Accordingly, the headline seasonally adjusted IHS Markit India Manufacturing Purchasing Managers' Index climbed to 52 in August from 46 in July and signalled an improvement in operating conditions across the manufacturing sector following four consecutive months of contraction.
"For the first time since March, output expanded in the Indian manufacturing sector in August. Production growth was largely driven by greater client demand for Indian goods following the resumption of business operations, according to firms," the PMI report said.
"The decline in foreign exports weighed slightly on overall new orders as firms cited subdued demand conditions from abroad. That said, new business received by Indian manufacturers expanded at the fastest pace since February."
However, despite an expansion in new orders, job shedding continued in the Indian manufacturing sector.
"The relocation of employees following Covid-19 was often linked to the reduction in staffing numbers. The pace of contraction in workforce numbers softened from that seen in July but remained strong overall," the report said.
"Capacity restraints in employment drove the rise in incomplete work at Indian manufacturers midway through the third quarter."
As per the report, the rate of increase in backlog was the fastest since December 2012.

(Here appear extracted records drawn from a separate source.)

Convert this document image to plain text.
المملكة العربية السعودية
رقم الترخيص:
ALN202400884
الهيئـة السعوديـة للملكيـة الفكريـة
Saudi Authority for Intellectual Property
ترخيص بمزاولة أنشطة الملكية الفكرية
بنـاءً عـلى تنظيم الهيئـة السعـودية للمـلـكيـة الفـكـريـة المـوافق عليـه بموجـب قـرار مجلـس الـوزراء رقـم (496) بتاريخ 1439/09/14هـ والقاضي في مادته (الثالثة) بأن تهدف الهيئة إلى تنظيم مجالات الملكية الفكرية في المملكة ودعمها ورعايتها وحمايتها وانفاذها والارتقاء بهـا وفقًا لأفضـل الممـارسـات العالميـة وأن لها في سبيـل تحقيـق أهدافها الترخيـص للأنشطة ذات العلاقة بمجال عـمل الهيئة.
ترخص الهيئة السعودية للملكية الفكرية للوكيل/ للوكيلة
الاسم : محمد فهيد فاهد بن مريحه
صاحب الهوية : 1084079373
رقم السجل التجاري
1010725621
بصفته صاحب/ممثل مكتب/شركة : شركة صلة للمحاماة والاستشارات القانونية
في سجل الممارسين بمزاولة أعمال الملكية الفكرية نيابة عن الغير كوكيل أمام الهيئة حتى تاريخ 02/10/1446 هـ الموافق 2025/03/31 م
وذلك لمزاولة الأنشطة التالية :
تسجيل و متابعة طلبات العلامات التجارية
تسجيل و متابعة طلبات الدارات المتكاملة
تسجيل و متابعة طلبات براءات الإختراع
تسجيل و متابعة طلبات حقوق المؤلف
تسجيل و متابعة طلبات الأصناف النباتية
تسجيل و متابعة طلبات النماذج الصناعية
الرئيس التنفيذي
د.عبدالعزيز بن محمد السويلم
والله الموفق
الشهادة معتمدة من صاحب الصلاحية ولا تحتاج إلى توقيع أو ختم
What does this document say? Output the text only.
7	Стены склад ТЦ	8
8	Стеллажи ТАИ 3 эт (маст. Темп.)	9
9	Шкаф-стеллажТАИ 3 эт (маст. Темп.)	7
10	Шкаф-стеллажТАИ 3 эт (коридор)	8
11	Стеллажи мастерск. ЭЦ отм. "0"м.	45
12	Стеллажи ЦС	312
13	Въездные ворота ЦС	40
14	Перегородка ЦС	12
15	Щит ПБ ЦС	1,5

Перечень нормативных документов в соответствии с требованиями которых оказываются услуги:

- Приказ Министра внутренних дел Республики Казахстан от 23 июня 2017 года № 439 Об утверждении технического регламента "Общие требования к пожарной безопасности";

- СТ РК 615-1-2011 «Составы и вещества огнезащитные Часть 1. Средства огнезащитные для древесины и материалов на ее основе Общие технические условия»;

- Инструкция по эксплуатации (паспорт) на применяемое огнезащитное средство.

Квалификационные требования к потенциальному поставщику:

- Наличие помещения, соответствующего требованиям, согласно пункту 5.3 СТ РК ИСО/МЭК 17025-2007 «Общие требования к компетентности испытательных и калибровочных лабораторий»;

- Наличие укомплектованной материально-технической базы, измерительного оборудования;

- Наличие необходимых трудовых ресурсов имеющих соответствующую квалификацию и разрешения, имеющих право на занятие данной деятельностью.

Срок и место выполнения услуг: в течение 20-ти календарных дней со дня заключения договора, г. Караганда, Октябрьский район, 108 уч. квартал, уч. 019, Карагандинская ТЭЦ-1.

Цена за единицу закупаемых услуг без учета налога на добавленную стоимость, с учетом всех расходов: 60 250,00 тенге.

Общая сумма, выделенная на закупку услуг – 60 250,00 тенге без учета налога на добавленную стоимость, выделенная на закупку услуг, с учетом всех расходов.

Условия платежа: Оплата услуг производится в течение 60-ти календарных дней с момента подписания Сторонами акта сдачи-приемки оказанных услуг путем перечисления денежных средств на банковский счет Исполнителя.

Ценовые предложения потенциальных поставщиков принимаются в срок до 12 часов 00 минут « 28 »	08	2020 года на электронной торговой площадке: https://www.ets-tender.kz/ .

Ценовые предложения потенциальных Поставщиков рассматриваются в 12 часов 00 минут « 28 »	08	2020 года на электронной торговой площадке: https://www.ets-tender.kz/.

Commenting on the latest survey results, Shreeya Patel, Economist at IHS Markit, said: "August data highlighted positive developments in the health of the Indian manufacturing sector, signalling moves towards a recovery from the second quarter downturn. The pick-up in demand from domestic markets gave rise to upturns in production and input buying."
"However, not all was positive in August, delivery times lengthened to another marked rate amid ongoing Covid-19 disruption. Meanwhile, employment continued to fall despite signs of capacity pressures, as firms struggled to find suitable workers."